Juliet not only receives notes, she is somehow supposed to be able to respond, intervening in relationships and straightening things out. The Juliet Club website is topped with a sketch of Juliet reaching out toward the viewer as if in a trance, eyes shut and mouth gently open, and hair tousled by a breeze. It’s kind of creepy. But, really, do you want Juliet’s relationship advice? How well did things work out for her, anyway? The advice she herself took—“Take this potion so you’ll look like you’re dead”—wasn’t so great.
So there’s a dilemma. I can criticize this movie on grounds artistic, theological, and just plain logical, but I was far in the minority. The popular verdict appears to be positive. Does that mean this is a movie you’ll like? Maybe so; but, as Sophie would say, caveat emptor.
Talk About It [3-5 Questions]
1. Is there something in human nature that craves supernatural contact with a force that can give advice or arrange events? What reason would a Christian give to explain why many people have such a craving? What reason would an agnostic materialist give?

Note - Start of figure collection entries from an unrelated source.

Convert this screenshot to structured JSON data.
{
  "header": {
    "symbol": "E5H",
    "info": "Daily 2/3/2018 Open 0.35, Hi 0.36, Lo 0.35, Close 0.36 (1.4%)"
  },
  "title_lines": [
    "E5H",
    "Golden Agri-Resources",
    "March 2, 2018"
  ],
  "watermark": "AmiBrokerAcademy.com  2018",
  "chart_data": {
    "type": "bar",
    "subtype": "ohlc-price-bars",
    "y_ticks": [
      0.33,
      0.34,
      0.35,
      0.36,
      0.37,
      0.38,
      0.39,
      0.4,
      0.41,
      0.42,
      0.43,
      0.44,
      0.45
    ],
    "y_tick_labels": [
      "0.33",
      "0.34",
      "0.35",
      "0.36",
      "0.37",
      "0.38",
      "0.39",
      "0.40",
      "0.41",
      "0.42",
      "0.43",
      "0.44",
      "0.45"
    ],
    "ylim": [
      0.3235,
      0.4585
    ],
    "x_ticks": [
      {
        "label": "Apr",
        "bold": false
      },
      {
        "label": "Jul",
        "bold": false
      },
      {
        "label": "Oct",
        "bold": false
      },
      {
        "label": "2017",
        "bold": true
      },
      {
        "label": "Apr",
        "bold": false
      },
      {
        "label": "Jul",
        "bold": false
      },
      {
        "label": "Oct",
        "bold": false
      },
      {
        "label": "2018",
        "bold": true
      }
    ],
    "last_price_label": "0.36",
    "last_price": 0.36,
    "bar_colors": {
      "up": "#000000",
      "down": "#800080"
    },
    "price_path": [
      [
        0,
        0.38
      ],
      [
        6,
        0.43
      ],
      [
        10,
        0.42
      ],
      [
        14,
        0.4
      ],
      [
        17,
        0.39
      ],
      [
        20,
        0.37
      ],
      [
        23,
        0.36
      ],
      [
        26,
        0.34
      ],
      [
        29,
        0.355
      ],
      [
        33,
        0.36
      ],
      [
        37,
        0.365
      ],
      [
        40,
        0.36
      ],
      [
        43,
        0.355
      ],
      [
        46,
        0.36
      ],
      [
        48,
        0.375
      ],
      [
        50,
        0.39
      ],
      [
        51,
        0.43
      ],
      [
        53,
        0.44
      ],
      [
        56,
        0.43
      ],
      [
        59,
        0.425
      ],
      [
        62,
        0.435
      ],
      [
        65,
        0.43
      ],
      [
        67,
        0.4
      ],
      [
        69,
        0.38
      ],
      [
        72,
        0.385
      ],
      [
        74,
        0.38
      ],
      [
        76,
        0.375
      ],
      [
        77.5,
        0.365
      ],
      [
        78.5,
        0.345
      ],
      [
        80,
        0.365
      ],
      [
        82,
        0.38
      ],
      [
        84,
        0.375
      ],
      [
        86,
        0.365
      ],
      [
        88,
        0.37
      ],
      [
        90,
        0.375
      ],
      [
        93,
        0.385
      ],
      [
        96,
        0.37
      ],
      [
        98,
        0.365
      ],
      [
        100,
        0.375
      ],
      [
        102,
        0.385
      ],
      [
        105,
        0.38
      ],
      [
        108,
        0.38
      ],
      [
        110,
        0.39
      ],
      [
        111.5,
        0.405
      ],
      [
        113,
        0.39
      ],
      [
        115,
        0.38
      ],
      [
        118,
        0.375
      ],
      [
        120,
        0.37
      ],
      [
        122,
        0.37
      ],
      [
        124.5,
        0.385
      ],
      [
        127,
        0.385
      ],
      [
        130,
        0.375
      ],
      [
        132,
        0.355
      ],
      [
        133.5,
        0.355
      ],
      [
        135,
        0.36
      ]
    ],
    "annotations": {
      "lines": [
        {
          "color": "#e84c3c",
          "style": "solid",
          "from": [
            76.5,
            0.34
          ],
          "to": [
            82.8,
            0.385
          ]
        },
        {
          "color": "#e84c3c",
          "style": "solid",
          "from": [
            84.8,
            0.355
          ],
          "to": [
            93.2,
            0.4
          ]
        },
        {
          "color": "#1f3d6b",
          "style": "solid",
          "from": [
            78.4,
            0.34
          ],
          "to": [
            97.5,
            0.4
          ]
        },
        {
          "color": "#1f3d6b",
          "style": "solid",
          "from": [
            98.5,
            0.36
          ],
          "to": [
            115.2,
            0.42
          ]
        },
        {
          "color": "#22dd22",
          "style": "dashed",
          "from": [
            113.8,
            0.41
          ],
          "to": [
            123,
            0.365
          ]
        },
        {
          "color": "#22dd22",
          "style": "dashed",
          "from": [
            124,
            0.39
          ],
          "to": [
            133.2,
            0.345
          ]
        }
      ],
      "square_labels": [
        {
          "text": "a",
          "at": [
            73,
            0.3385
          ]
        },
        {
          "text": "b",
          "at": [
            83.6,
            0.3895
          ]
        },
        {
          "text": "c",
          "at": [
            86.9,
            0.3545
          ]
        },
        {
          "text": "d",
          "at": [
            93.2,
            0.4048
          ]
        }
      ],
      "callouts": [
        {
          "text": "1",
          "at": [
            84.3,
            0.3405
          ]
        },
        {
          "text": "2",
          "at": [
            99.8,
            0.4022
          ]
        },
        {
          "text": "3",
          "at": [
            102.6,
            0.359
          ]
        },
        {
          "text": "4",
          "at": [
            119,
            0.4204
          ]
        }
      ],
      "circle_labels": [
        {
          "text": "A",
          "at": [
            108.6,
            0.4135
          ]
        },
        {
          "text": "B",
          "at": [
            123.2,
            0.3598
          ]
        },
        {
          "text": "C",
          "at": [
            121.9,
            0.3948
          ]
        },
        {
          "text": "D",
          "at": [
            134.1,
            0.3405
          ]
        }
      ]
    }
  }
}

2. Do you believe that each person is meant to find one particular true love? Does God assign mates, or might a successful marriage be built up from range of different potential partners? Does God intend for some people to never marry? Is there a role for “Destiny” in these things?
3. What is it about the character of Juliet Capulet that elicits such devotion? How is it that her story, which went tragically wrong, came to be synonymous with joyous, successful love? Would she be as effective a figure if she and Romeo had married, had children, and lived long and happy lives? How does tragedy make her story more appealing?
The Family Corner: The film accepts as commonplace that a couple will sleep together before marriage. Otherwise, it is pretty tame: a few kisses but no sex or nudity, and one mild expletive.